1. Adding layers of complexity to the system will only increase the cost, which leads to end user suffering the cost.

Fund members (2)

1. I am anti union big time but one thing I have learnt since super started in the 1990's is that union funds are the best option. The retail funds lose members money and encourage bullying of workers by employers to sign up to their fund via benefits to the employer and are basically incompetent. My super went nowhere until I stood my ground against employers and demanded my super went into a union fund. Also 4 weeks to comment what a joke.

2. I agree that members should be encouraged to have only one fund, I think this should be a catalyst for members to educate themselves, engage and make a choice. Assisted by Dashboards or similar. Incumbent or new employers could encourage choice during the employee recruitment process, utilising a government database. I absolutely disagree with any process based purely on fees and/or short term past returns, instead investment philosophy and approach to risk, as well as simplified asset allocation information should be the key drivers of selection. Do we want our super system to end up with 100% allocation to passive index linked cheap products? It is clear assets like unlisted infrastructure and private equity are relatively expensive, but have proven returns, encourage economic development and are asset classes that typical members otherwise cannot access. They are proven diversifiers in financial crises. We don't all buy the cheapest car, so why should we all have the cheapest Super.

Superannuation industry workers (5)

1. Default superannuation should be removed from awards, and any MySuper compliant fund should be suitable as a default fund. I see no reason whatsoever to consider any other significant changes to the superannuation system at this time, maybe just a tightening of rules around MySuper funds and better access to fund reporting so employers can more easily make a choice of default. MySuper has not fully implemented and matured so it's not yet possible to judge it's success. Employers are best placed to choose a default fund for employees, and many employers position their super offering as a 'employee benefit'. They negotiate better terms and conditions for their staff. Why would it be beneficial to change this and remove benefits?
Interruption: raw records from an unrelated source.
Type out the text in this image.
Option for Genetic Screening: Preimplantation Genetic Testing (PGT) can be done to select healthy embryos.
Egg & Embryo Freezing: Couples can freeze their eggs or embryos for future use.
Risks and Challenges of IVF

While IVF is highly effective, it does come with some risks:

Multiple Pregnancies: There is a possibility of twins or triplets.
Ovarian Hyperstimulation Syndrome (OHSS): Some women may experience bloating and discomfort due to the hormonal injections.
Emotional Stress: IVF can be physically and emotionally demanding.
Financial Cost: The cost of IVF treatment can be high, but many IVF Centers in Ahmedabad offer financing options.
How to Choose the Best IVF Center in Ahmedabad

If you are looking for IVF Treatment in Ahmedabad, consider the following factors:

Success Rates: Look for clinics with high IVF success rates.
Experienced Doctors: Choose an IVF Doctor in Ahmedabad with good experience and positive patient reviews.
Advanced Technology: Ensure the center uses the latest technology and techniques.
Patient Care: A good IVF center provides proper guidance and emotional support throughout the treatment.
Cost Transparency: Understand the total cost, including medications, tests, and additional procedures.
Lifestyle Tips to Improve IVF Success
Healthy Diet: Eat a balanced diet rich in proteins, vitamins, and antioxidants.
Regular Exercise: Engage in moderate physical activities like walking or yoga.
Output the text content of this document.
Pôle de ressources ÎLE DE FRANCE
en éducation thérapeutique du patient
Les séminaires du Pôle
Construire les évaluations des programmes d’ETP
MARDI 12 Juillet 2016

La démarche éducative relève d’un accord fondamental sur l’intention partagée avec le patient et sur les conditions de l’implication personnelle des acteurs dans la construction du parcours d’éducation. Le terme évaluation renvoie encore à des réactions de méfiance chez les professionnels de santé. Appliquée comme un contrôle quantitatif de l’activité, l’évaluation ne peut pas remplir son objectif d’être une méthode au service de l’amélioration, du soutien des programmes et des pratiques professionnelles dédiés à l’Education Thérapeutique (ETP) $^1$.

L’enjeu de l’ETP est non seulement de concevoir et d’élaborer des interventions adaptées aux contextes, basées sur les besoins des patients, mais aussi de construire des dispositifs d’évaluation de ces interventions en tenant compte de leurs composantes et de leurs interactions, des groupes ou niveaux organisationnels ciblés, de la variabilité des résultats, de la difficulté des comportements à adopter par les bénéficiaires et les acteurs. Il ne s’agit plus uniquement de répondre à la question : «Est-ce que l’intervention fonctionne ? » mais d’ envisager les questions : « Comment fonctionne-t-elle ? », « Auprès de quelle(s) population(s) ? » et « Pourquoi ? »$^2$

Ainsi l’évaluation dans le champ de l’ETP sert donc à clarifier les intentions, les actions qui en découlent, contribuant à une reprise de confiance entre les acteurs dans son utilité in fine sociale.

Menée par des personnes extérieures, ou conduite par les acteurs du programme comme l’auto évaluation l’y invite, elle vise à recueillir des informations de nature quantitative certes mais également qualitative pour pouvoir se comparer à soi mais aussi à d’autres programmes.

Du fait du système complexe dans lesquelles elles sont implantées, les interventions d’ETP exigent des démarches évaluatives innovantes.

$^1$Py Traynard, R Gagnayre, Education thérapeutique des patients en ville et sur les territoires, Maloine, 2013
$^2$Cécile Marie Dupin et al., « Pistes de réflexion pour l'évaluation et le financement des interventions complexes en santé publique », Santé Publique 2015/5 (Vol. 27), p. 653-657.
2. I'm not sure a fixed shortlist for individuals is necessary or the best approach. I agree it makes sense to only present a small number of default products, but the selection could be dynamic rather than fixed. The person's age, gender, occupation, nature of employment (eg full / part time, casual, contract) could be taken into account to narrow down the pool of accredited products to randomly choose from to display. In addition someone could be offered the option to answer a short series of questions to elicit product features that suit their situation. This avoids needing to run a shortlisting process every four / eight years and (if well designed and tested) would result in better defaults being presented to individuals.

3. Yesterday I spoke with a nurse who lives in a Qld regional town. She was told by her employer she would have her super paid to a specific (named industry) fund and did not get a choice. While she knows that is illegal, so as to “not cause any trouble” she complied, though she had another fund she wanted to use. Clearly it is time for a shake up in the system. I welcome the PC recommendations for change and look forward to outcomes that will benefit the members first.

4. I'm not sure that avoiding creating a new account for someone who already has one is always the right answer. Maybe if someone's existing account is in an accredited mysuper product, or otherwise if the balance of the account is above a certain amount (eg $10,000), then the account would be eligible to be re-used as the default when the person changes jobs. If neither is the case, the person ends up with a new default account in an accredited product.

5. MySuper compliant fund should be suitable as a default super fund for all employees. If this were to be the case, fund reporting should be improved to help employers in the on- boarding of new staff and setting up choice of fund. Making further changes will have a negative impact on costs and reducing fund member education, just to name a few.